The term “high rise” is often used disparagingly, almost as a scare-word. Seven stories is not a high rise. It’s three more stories that what we allow now: look at Enterprise Bank, but add a few floors and then imagine it filled with people. People who will staff your restaurants, who will teach your kids, fight your fires. These people will also be shoppers who can help support new businesses, and they will be the entrepreneurs who will create those businesses. 

I think it’s important to understand that allowing a max of seven stories in the code doesn’t mean the town will suddenly be full of them: such buildings are quite expensive for developers and they’d need to feel assured the investment would pay off. This will naturally limit how many tall buildings go up. Another concern is views. View corridors are preserved by streets to some degree, and the downtown is a small area—most of the views in town will be unaffected. But this is a question we have to pit against the upsides of having a more densely populated downtown. What are those upsides? 

Dense downtowns are colorful and energetic. Our downtown is many things, but right now it’s not “colorful and energetic.” Taller buildings greatly increase density, and “Increasing the density and vitality of the downtown is a goal of the Comprehensive Plan and the Economic Vitality Strategic Plan and supported as a high priority in the Strategic Leadership Plan.” That’s another quote from the 2019 Housing Study, which goes on to say, “A compact, dense downtown has multiple advantages.
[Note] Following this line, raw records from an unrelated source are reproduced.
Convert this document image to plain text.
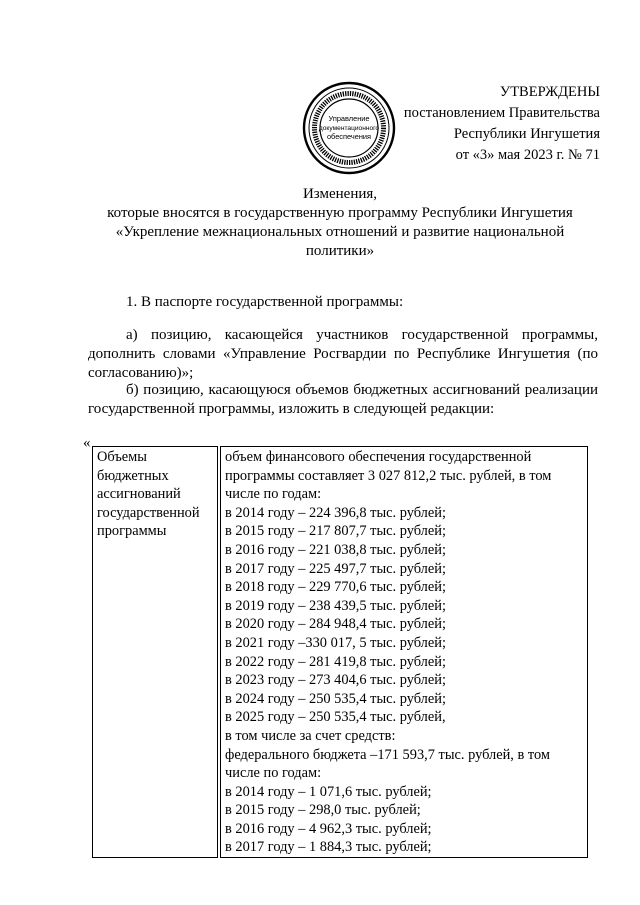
Управление
документационного
обеспечения
УТВЕРЖДЕНЫ
постановлением Правительства
Республики Ингушетия
от «3» мая 2023 г. № 71
Изменения,
которые вносятся в государственную программу Республики Ингушетия
«Укрепление межнациональных отношений и развитие национальной
политики»
1. В паспорте государственной программы:
а) позицию, касающейся участников государственной программы, дополнить словами «Управление Росгвардии по Республике Ингушетия (по согласованию)»;
б) позицию, касающуюся объемов бюджетных ассигнований реализации государственной программы, изложить в следующей редакции:
«
Объемы
бюджетных
ассигнований
государственной
программы

объем финансового обеспечения государственной
программы составляет 3 027 812,2 тыс. рублей, в том
числе по годам:
в 2014 году – 224 396,8 тыс. рублей;
в 2015 году – 217 807,7 тыс. рублей;
в 2016 году – 221 038,8 тыс. рублей;
в 2017 году – 225 497,7 тыс. рублей;
в 2018 году – 229 770,6 тыс. рублей;
в 2019 году – 238 439,5 тыс. рублей;
в 2020 году – 284 948,4 тыс. рублей;
в 2021 году –330 017, 5 тыс. рублей;
в 2022 году – 281 419,8 тыс. рублей;
в 2023 году – 273 404,6 тыс. рублей;
в 2024 году – 250 535,4 тыс. рублей;
в 2025 году – 250 535,4 тыс. рублей,
в том числе за счет средств:
федерального бюджета –171 593,7 тыс. рублей, в том
числе по годам:
в 2014 году – 1 071,6 тыс. рублей;
в 2015 году – 298,0 тыс. рублей;
в 2016 году – 4 962,3 тыс. рублей;
в 2017 году – 1 884,3 тыс. рублей;
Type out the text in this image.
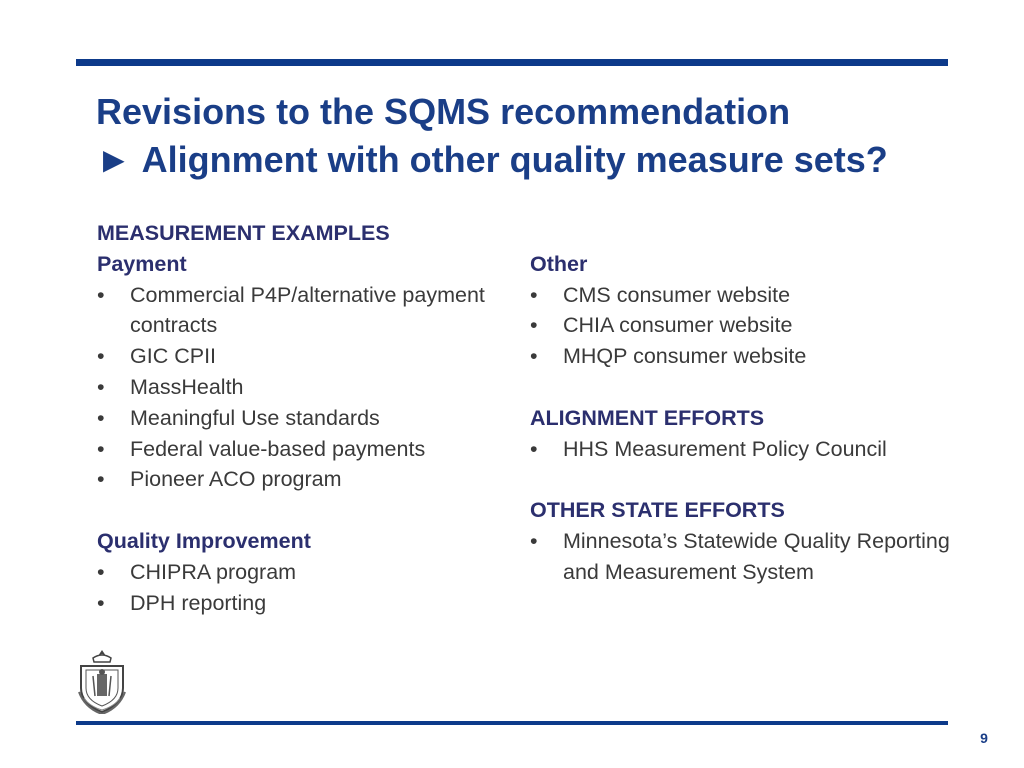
Revisions to the SQMS recommendation
► Alignment with other quality measure sets?
MEASUREMENT EXAMPLES
Payment
•	Commercial P4P/alternative payment contracts
•	GIC CPII
•	MassHealth
•	Meaningful Use standards
•	Federal value-based payments
•	Pioneer ACO program
Quality Improvement
•	CHIPRA program
•	DPH reporting
Other
•	CMS consumer website
•	CHIA consumer website
•	MHQP consumer website
ALIGNMENT EFFORTS
•	HHS Measurement Policy Council
OTHER STATE EFFORTS
•	Minnesota’s Statewide Quality Reporting and Measurement System
9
Concentrated activity supports a vibrant, walkable place and an environment where businesses can thrive. Increasing density is possible on vacant properties, through redevelopment of vacant and deteriorated buildings, and over time, redevelopment of older, single story buildings with surface parking lots. Vacant buildings on sites suitable for mixed-use include the Hilltop Hotel building and the Kroger building.” Now that those latter two building sites look to be in play, imagine a few taller buildings in their place that house a great number of people affordably, and that ideally have cute little retail spaces on their lower floors. This is a vision we can enable with a code update. 

These are not the only “parking lot items,” but they’re three of the most contentious. What do they have in common? Fundamentally, housing. It’s a perverse system when the people with the most power in the housing debate are the people who are already here, in a home: this is more than skewed, when you think about it. The people who most need the housing aren’t here yet to advocate for themselves. This is profoundly unfair and supports longstanding housing policies that harm the marginalized. 

People want to move to this town, and according to the Comp Plan, the 2019 Housing Study, and community surveys, we want them to move here, too. At least theoretically. The argument seems to be over where. There are advocates for sprawl, who want to add housing at our edges, in the urban-wildland interface. This idea that has many problems—commute times, wildfire risk, affordability, inefficiency, and the fact that DOE holds that land and isn’t interested in turning it over. 

If you don’t sprawl out, you go up. Higher density housing is more affordable, greener, and a more practical land use than sprawling single-family houses. We have the opportunity right now with this code update to solve many of the town’s long-standing problems: housing, blight, staffing, retail. By reducing parking, expanding ADUs, and allowing taller buildings downtown, we’re taking bold steps forward—steps that accord with all these studies and plans we keep paying for. 

These aren’t the only changes that need to happen, and none are without knock-on problems and challenges, but adopting these three code changes is a step in the right direction. It’s progressive and future-facing. Very few people want the town to shrink, and very few people like the look or function of downtown as it is. I understand the hesitation about big buildings in particular, but I think it’s a reflex we can and must work past, as any other path is contrary to the goals the community has agreed on. The solution starts with adding higher-density housing where we need it the most. Our town’s founding policy guides, which ought to solve any lingering debates between us (why else do we have them?), are in accord.